Cada nuevo aprendizaje nos brinda satisfacción y sentido de superación. A lo largo de la historia, los maestros han sido los artífices de este crecimiento: aquellos que enseñaron a nuestros ancestros a dominar el fuego, a distinguir el fruto nutritivo del venenoso, a labrar la tierra; los artesanos pacientes que moldeaban el barro y la madera; los músicos que develaban la magia de las notas; los padres, primeros maestros de la vida, que con amor nos advertían de sus propios errores; y por supuesto, las enseñanzas de infinidad de maestros en cada aspecto de la vida que, incluso sin percibirlas como tales, asimilamos para nuestra propia satisfacción y para cumplir nuestros objetivos.

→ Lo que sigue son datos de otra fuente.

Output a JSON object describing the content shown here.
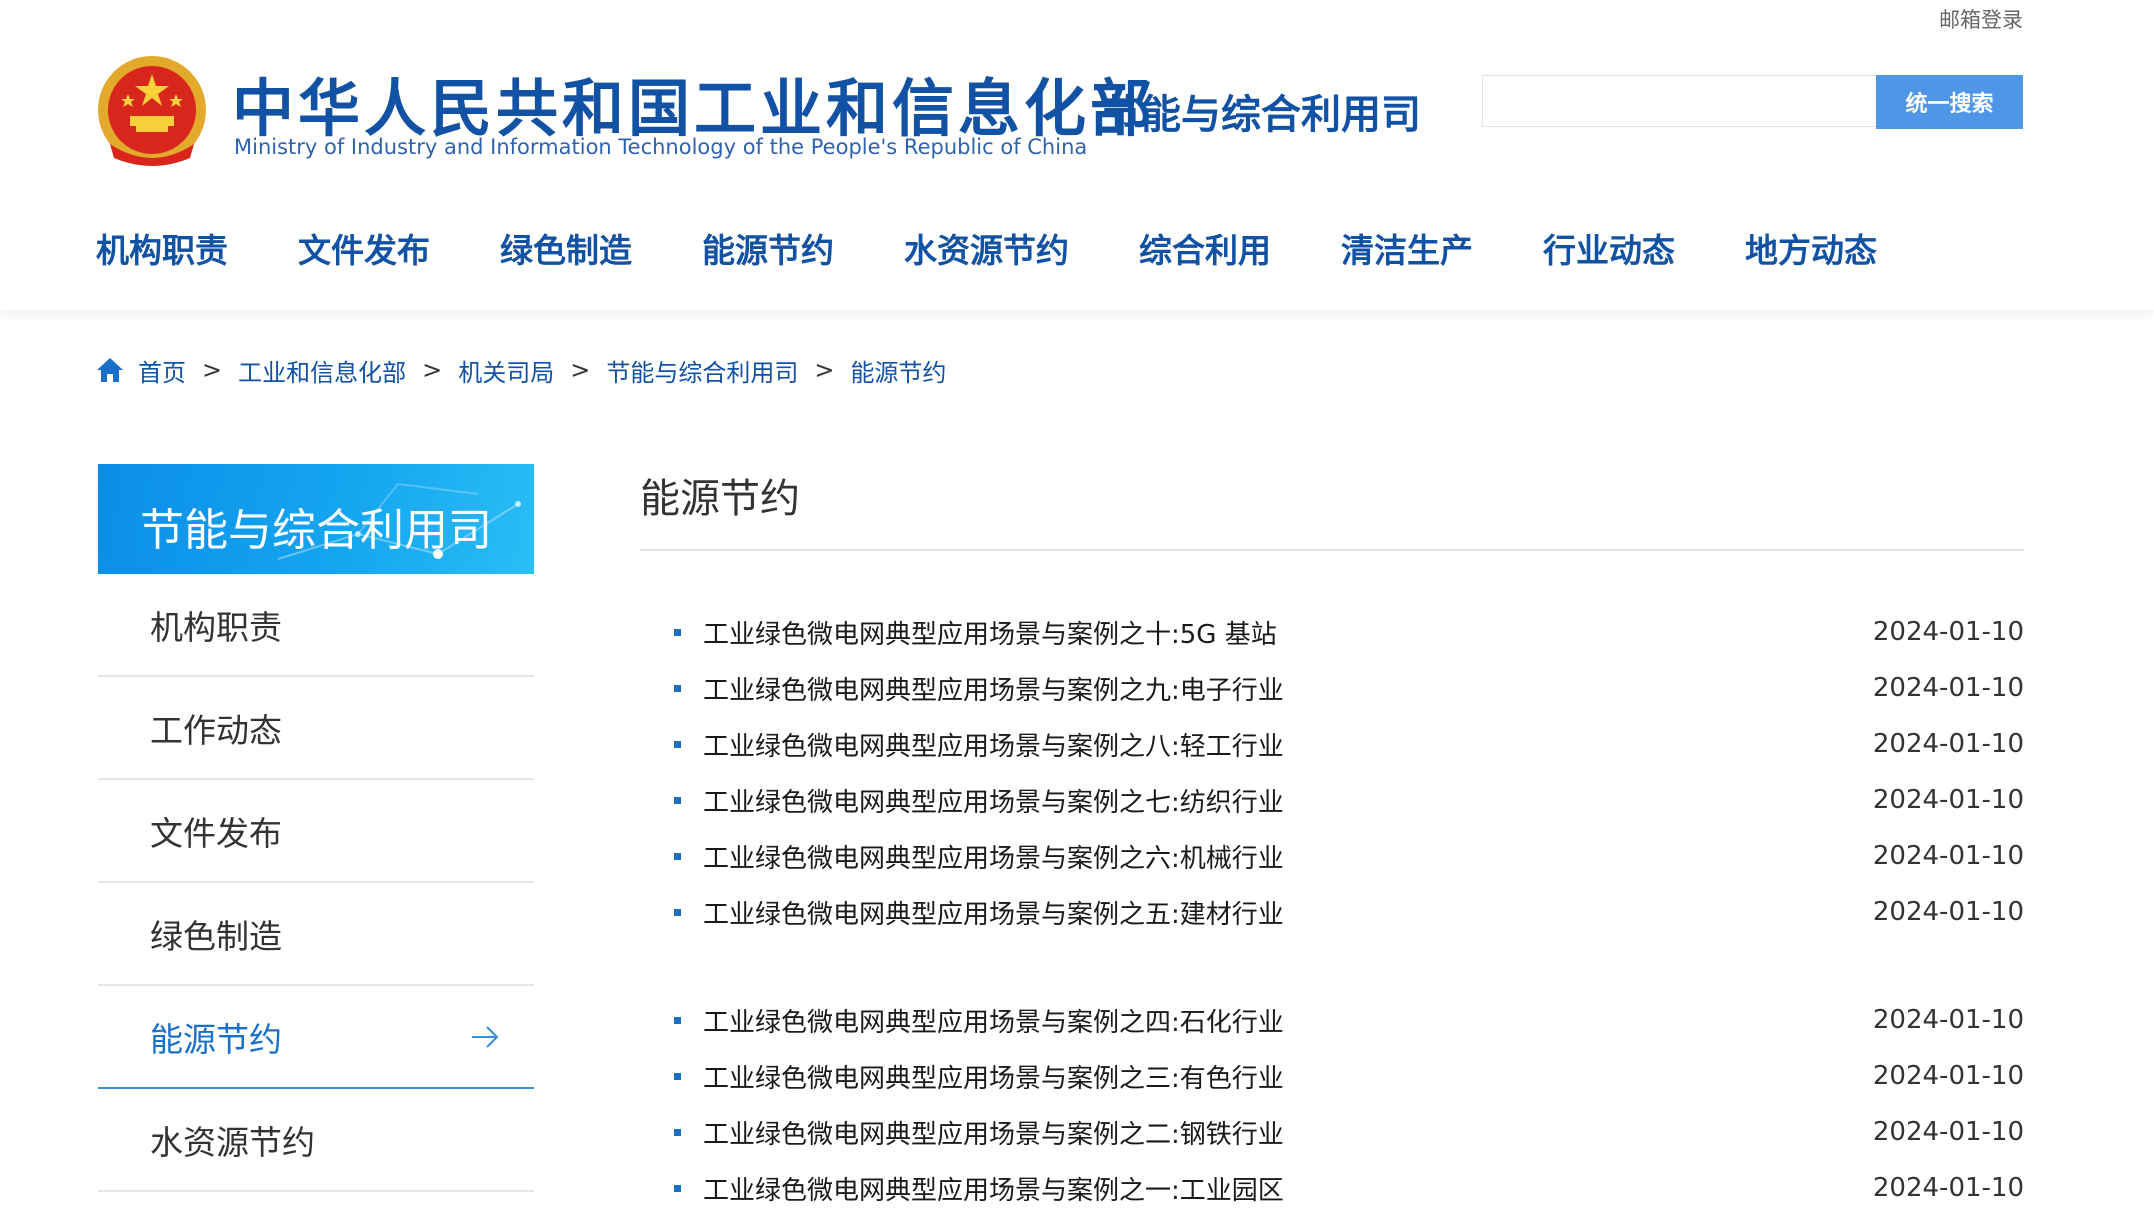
{
  "header": {
    "mail_link": "邮箱登录",
    "title_cn": "中华人民共和国工业和信息化部",
    "title_en": "Ministry of Industry and Information Technology of the People's Republic of China",
    "dept_title": "节能与综合利用司",
    "search_placeholder": "",
    "search_button": "统一搜索",
    "emblem_icon": "national-emblem-icon"
  },
  "nav": {
    "items": [
      "机构职责",
      "文件发布",
      "绿色制造",
      "能源节约",
      "水资源节约",
      "综合利用",
      "清洁生产",
      "行业动态",
      "地方动态"
    ]
  },
  "breadcrumb": {
    "icon": "home-icon",
    "items": [
      "首页",
      "工业和信息化部",
      "机关司局",
      "节能与综合利用司",
      "能源节约"
    ],
    "separator": ">"
  },
  "sidebar": {
    "banner_title": "节能与综合利用司",
    "items": [
      "机构职责",
      "工作动态",
      "文件发布",
      "绿色制造",
      "能源节约",
      "水资源节约"
    ],
    "active_index": 4
  },
  "main": {
    "title": "能源节约",
    "articles": [
      {
        "title": "工业绿色微电网典型应用场景与案例之十:5G 基站",
        "date": "2024-01-10"
      },
      {
        "title": "工业绿色微电网典型应用场景与案例之九:电子行业",
        "date": "2024-01-10"
      },
      {
        "title": "工业绿色微电网典型应用场景与案例之八:轻工行业",
        "date": "2024-01-10"
      },
      {
        "title": "工业绿色微电网典型应用场景与案例之七:纺织行业",
        "date": "2024-01-10"
      },
      {
        "title": "工业绿色微电网典型应用场景与案例之六:机械行业",
        "date": "2024-01-10"
      },
      {
        "title": "工业绿色微电网典型应用场景与案例之五:建材行业",
        "date": "2024-01-10"
      },
      {
        "title": "工业绿色微电网典型应用场景与案例之四:石化行业",
        "date": "2024-01-10"
      },
      {
        "title": "工业绿色微电网典型应用场景与案例之三:有色行业",
        "date": "2024-01-10"
      },
      {
        "title": "工业绿色微电网典型应用场景与案例之二:钢铁行业",
        "date": "2024-01-10"
      },
      {
        "title": "工业绿色微电网典型应用场景与案例之一:工业园区",
        "date": "2024-01-10"
      }
    ]
  },
  "colors": {
    "brand_blue": "#1252a4",
    "link_blue": "#1a6fc9",
    "search_button": "#4f97e6",
    "banner_start": "#0a8ee8",
    "banner_end": "#2bbdf5"
  }
}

Los franceses, en su sabiduría popular, tienen un dicho que encierra una gran verdad: “Hoy voy a dormir menos tonto”. Una frase sencilla que subraya la trascendencia de cada aprendizaje, por pequeño que sea. Detrás de cada nuevo conocimiento, siempre hay alguien que lo transmitió, aunque a veces, ese alguien seamos nosotros mismos, explorando y descubriendo.

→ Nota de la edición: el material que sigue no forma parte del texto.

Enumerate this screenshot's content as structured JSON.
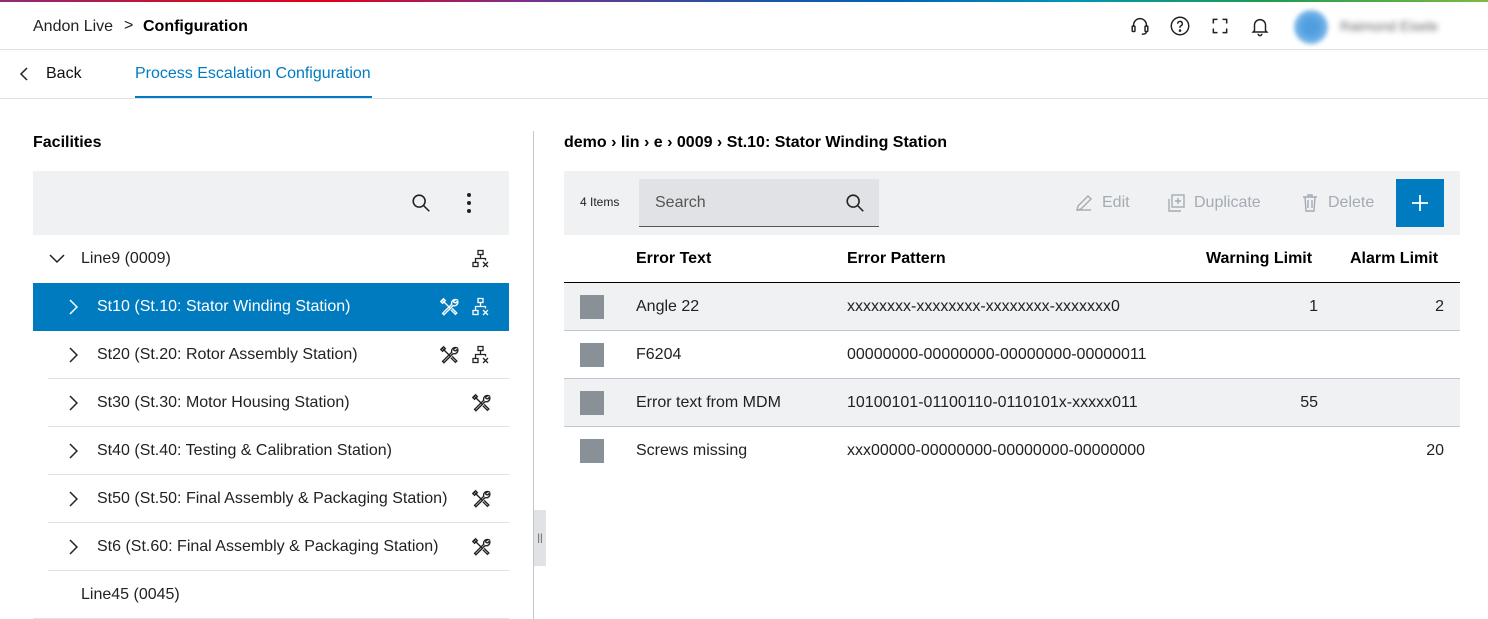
{
  "header": {
    "app_name": "Andon Live",
    "separator": ">",
    "current_page": "Configuration",
    "icons": [
      "headset-icon",
      "help-icon",
      "fullscreen-icon",
      "bell-icon"
    ],
    "user_name": "Raimond Eisele"
  },
  "tabs": {
    "back_label": "Back",
    "active_tab": "Process Escalation Configuration"
  },
  "facilities": {
    "title": "Facilities",
    "tree": [
      {
        "label": "Line9 (0009)",
        "level": 0,
        "expanded": true
      },
      {
        "label": "St10 (St.10: Stator Winding Station)",
        "level": 1,
        "selected": true
      },
      {
        "label": "St20 (St.20: Rotor Assembly Station)",
        "level": 1
      },
      {
        "label": "St30 (St.30: Motor Housing Station)",
        "level": 1
      },
      {
        "label": "St40 (St.40: Testing & Calibration Station)",
        "level": 1
      },
      {
        "label": "St50 (St.50: Final Assembly & Packaging Station)",
        "level": 1
      },
      {
        "label": "St6 (St.60: Final Assembly & Packaging Station)",
        "level": 1
      },
      {
        "label": "Line45 (0045)",
        "level": 0
      }
    ]
  },
  "details": {
    "path": "demo › lin › e › 0009 › St.10: Stator Winding Station",
    "items_count": "4 Items",
    "search_placeholder": "Search",
    "edit_label": "Edit",
    "duplicate_label": "Duplicate",
    "delete_label": "Delete",
    "columns": {
      "error_text": "Error Text",
      "error_pattern": "Error Pattern",
      "warning_limit": "Warning Limit",
      "alarm_limit": "Alarm Limit"
    },
    "rows": [
      {
        "error_text": "Angle 22",
        "error_pattern": "xxxxxxxx-xxxxxxxx-xxxxxxxx-xxxxxxx0",
        "warning_limit": "1",
        "alarm_limit": "2"
      },
      {
        "error_text": "F6204",
        "error_pattern": "00000000-00000000-00000000-00000011",
        "warning_limit": "",
        "alarm_limit": ""
      },
      {
        "error_text": "Error text from MDM",
        "error_pattern": "10100101-01100110-0110101x-xxxxx011",
        "warning_limit": "55",
        "alarm_limit": ""
      },
      {
        "error_text": "Screws missing",
        "error_pattern": "xxx00000-00000000-00000000-00000000",
        "warning_limit": "",
        "alarm_limit": "20"
      }
    ]
  },
  "colors": {
    "primary": "#007bc0",
    "toolbar_bg": "#eff1f2",
    "disabled_text": "#a4abb3"
  }
}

En la historia de la humanidad han existido grandes maestros que nos han brindado sus enseñanzas y han trascendido el tiempo y el espacio. Las ideas de Sócrates, Platón, Hypatia y Aristóteles siguen iluminando nuestro pensamiento; la guía espiritual de Jesús, Confucio y Buda ha marcado el alma de millones; y las innovadoras técnicas de Pestalozzi, Fröbel y la visionaria María Montessori han moldeado generaciones.

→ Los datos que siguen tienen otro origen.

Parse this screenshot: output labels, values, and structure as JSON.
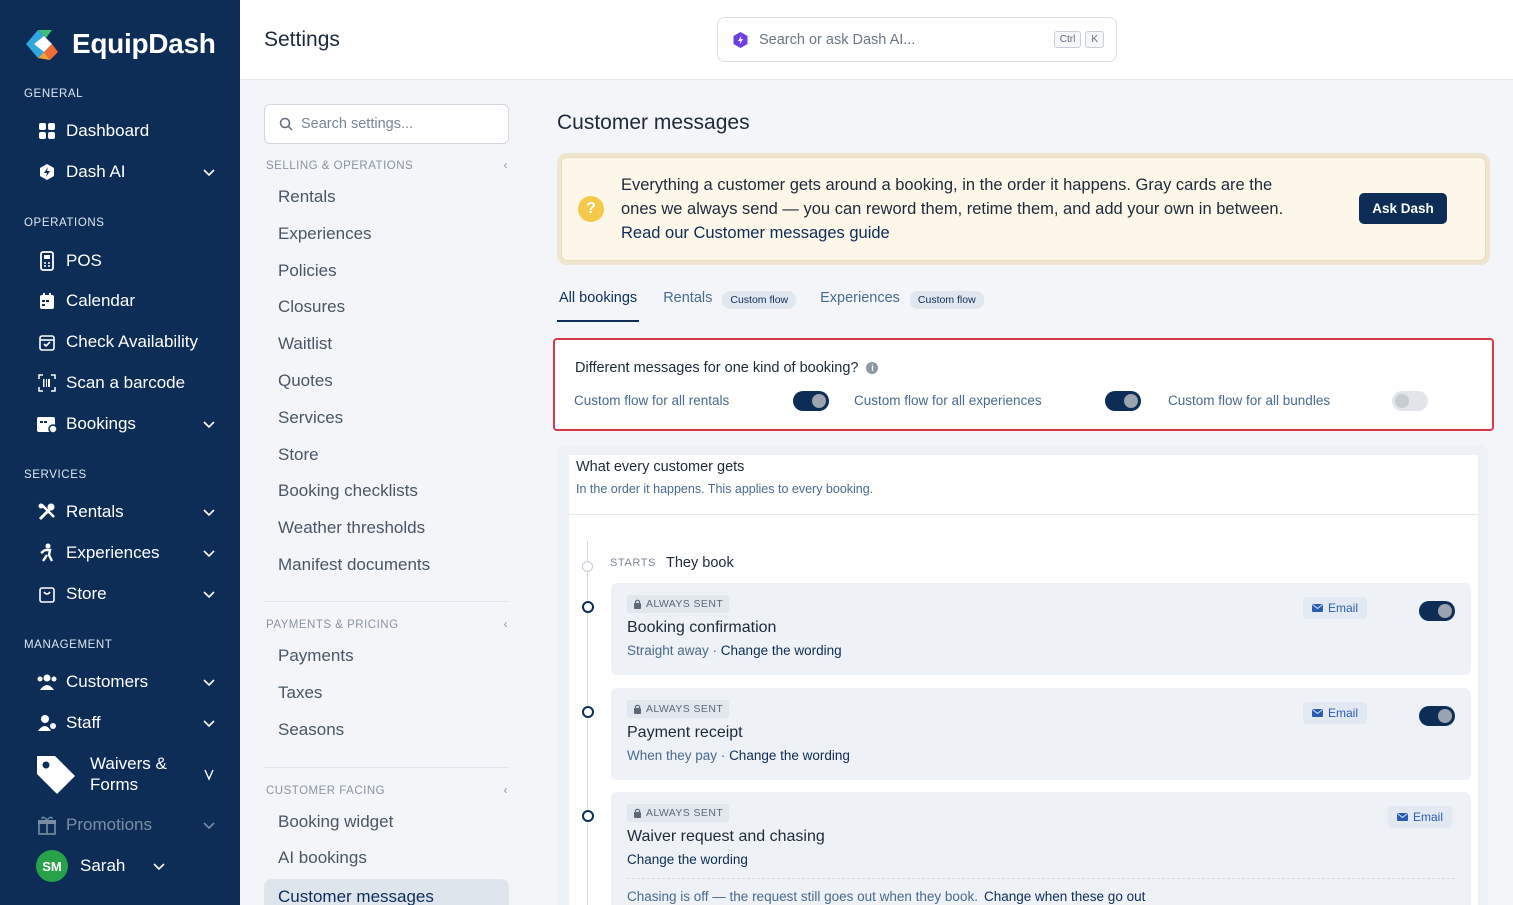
{
  "app": {
    "name": "EquipDash"
  },
  "sidebar": {
    "sections": {
      "general": "GENERAL",
      "operations": "OPERATIONS",
      "services": "SERVICES",
      "management": "MANAGEMENT"
    },
    "items": {
      "dashboard": "Dashboard",
      "dash_ai": "Dash AI",
      "pos": "POS",
      "calendar": "Calendar",
      "check_availability": "Check Availability",
      "scan_barcode": "Scan a barcode",
      "bookings": "Bookings",
      "rentals": "Rentals",
      "experiences": "Experiences",
      "store": "Store",
      "customers": "Customers",
      "staff": "Staff",
      "waivers_line1": "Waivers &",
      "waivers_line2": "Forms",
      "promotions": "Promotions"
    },
    "user": {
      "initials": "SM",
      "name": "Sarah"
    }
  },
  "header": {
    "title": "Settings",
    "search_placeholder": "Search or ask Dash AI...",
    "kbd_ctrl": "Ctrl",
    "kbd_k": "K"
  },
  "settings_nav": {
    "search_placeholder": "Search settings...",
    "groups": {
      "selling": "SELLING & OPERATIONS",
      "payments": "PAYMENTS & PRICING",
      "customer": "CUSTOMER FACING"
    },
    "collapse_glyph": "‹",
    "selling_items": [
      "Rentals",
      "Experiences",
      "Policies",
      "Closures",
      "Waitlist",
      "Quotes",
      "Services",
      "Store",
      "Booking checklists",
      "Weather thresholds",
      "Manifest documents"
    ],
    "payments_items": [
      "Payments",
      "Taxes",
      "Seasons"
    ],
    "customer_items": [
      "Booking widget",
      "AI bookings"
    ],
    "active_item": "Customer messages"
  },
  "main": {
    "title": "Customer messages",
    "banner": {
      "icon": "?",
      "line1": "Everything a customer gets around a booking, in the order it happens. Gray cards are the",
      "line2": "ones we always send — you can reword them, retime them, and add your own in between.",
      "link": "Read our Customer messages guide",
      "button": "Ask Dash"
    },
    "tabs": {
      "all": "All bookings",
      "rentals": "Rentals",
      "experiences": "Experiences",
      "custom_tag": "Custom flow"
    },
    "flow": {
      "question": "Different messages for one kind of booking?",
      "info": "i",
      "rentals": "Custom flow for all rentals",
      "experiences": "Custom flow for all experiences",
      "bundles": "Custom flow for all bundles",
      "rentals_on": true,
      "experiences_on": true,
      "bundles_on": false
    },
    "list": {
      "title": "What every customer gets",
      "subtitle": "In the order it happens. This applies to every booking.",
      "starts_label": "STARTS",
      "starts_value": "They book",
      "always_sent": "ALWAYS SENT",
      "email": "Email",
      "change_wording": "Change the wording",
      "messages": [
        {
          "title": "Booking confirmation",
          "timing": "Straight away · "
        },
        {
          "title": "Payment receipt",
          "timing": "When they pay · "
        },
        {
          "title": "Waiver request and chasing",
          "timing": ""
        }
      ],
      "chasing_note": "Chasing is off — the request still goes out when they book.",
      "chasing_link": "Change when these go out"
    }
  }
}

En nuestro México, la gesta transformadora de José Vasconcelos, llevando la alfabetización y la educación a los rincones rurales tras la tormenta de las guerras, no solo brindó un derecho humano fundamental a los más desfavorecidos, sino que sembró la semilla de la superación en el corazón de la patria.
Recordemos con gratitud a esos maestros de antaño que convertían el aula en una extensión del hogar, que no solo impartían conocimientos y teorías, sino que inculcaban en sus alumnos los valores, la ética y el amor por la patria.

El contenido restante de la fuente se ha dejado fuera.